Its a busy week in the night skies. First we took pictures of a giant monkey nut on the edge of the solar system, Ultima Thule, which turned out to be two giant rocks stuck together. Did Tangerine Dream know this when they released 'Ultima Thule Part1 and Part 2' back in 1972? Unlikely, as it was only discovered in 2014.
Closer to home the Chinese landed a craft on the so-called Dark Side of the Moon, (which gets exactly the same amount of sunlight as the other side).
The Moon is a remarkable thing
- it takes exactly the same length of time to rotate as it does to complete a single orbit of the earth, meaning we face the same 1/2 of the moon all the time. You'll have to check with NASA whether that makes moon exploration any easier, I'm guessing it does.
- it is exactly the right size and distance in proportion to the sun that a full solar eclipse blocks out the suns disc but allows us to view the corona. Again, that's quite handy in a number of ways.
- it is the right size and distance to create significant, but not (usually) life-threatening tides on the sea-dominated earth, which moderate the climate, distribute food, support coastal eco-systems, aid navigation, and should provide for tidal power if we ever get round to funding it properly.

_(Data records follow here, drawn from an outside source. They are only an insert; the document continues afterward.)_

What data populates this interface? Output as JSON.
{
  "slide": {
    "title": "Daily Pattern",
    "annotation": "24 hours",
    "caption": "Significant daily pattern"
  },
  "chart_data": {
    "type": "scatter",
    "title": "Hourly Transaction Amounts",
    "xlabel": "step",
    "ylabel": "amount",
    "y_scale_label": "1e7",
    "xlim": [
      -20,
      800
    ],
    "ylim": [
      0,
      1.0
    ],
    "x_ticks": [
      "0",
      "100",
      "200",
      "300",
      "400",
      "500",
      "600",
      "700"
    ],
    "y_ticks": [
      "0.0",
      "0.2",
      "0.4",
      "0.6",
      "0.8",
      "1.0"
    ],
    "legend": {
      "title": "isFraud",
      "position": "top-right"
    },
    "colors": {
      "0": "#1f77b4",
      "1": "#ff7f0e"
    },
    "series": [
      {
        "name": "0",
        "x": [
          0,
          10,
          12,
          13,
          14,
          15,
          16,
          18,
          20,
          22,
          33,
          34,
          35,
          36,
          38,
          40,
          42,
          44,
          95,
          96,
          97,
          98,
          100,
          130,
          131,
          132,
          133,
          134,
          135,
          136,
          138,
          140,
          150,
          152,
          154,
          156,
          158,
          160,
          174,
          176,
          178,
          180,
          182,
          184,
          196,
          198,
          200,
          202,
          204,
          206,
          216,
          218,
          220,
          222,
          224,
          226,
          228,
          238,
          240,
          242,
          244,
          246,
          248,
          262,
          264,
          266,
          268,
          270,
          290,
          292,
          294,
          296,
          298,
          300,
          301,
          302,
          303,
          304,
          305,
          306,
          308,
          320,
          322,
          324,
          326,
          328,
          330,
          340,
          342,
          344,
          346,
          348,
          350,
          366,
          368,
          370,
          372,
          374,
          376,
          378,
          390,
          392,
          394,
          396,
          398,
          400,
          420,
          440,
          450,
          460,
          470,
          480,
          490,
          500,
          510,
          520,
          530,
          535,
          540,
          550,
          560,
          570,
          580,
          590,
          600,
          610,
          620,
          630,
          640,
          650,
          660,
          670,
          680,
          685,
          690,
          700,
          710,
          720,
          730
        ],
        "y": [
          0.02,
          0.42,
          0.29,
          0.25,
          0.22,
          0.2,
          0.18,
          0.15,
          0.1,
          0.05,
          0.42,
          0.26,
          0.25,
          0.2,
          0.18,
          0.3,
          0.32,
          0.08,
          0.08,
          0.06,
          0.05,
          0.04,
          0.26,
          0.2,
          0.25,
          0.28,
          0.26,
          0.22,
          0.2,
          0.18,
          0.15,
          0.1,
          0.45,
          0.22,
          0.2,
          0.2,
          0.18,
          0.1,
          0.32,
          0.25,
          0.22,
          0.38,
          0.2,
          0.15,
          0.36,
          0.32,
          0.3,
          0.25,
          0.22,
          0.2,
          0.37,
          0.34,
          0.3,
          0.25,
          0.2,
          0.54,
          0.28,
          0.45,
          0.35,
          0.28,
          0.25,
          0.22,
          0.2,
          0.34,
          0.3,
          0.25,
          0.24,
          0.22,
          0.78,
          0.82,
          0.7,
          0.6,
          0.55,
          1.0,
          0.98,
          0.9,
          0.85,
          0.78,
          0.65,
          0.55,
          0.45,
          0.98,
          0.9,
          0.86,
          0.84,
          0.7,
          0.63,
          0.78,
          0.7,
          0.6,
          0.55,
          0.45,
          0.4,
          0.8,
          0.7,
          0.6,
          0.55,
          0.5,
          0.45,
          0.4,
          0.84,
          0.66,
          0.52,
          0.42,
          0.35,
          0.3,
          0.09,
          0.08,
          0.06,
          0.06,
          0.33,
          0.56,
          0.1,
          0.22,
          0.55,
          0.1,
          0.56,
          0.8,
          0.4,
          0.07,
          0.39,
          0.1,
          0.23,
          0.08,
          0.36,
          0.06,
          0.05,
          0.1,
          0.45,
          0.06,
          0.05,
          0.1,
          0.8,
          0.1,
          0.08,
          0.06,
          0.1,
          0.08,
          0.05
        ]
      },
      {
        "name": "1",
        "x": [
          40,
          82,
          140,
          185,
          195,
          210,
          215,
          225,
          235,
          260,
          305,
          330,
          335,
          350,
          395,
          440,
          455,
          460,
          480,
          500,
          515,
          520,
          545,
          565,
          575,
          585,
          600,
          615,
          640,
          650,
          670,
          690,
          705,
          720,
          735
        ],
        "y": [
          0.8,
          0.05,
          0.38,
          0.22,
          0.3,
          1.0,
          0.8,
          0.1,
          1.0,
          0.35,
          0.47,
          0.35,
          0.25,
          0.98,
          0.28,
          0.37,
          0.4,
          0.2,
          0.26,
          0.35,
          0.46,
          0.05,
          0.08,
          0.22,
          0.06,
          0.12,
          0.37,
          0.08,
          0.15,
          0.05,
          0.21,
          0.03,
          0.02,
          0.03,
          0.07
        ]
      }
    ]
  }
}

It's almost like someone set it up that way....
Anyway, back to the Far Side of the Moon. If you lived there, would you know about the Earth? It would be the centre of your universe, the context in which your 'planet' lived and moved and had its being, the original source (many think) of its existence, but you'd never see it. You wouldn't even be aware of it. It would only be possible to see the thing if you made a long journey round to the other side. In the meantime you might be tempted to think that everything else orbited around you.
The third astronomical phenomena of the week is Epiphany, this Sunday, when MASA (Magi Amateur Stargazers Association) despatched a mission to a distant satellite, investigating new and strange events in the night sky. At the end of a long journey, they found the source of life, the centre of the universe. They discovered more in that one journey than any lifetime of study. The heavens declare the glory of God, the skies proclaim his handiwork (Psalm 19).
For scientists who study the heavenly bodies, the study is one thing, but to actually see the object of your study is something else entirely. Epiphany means 'unveiling', the God who can not just be known about, now he can be seen.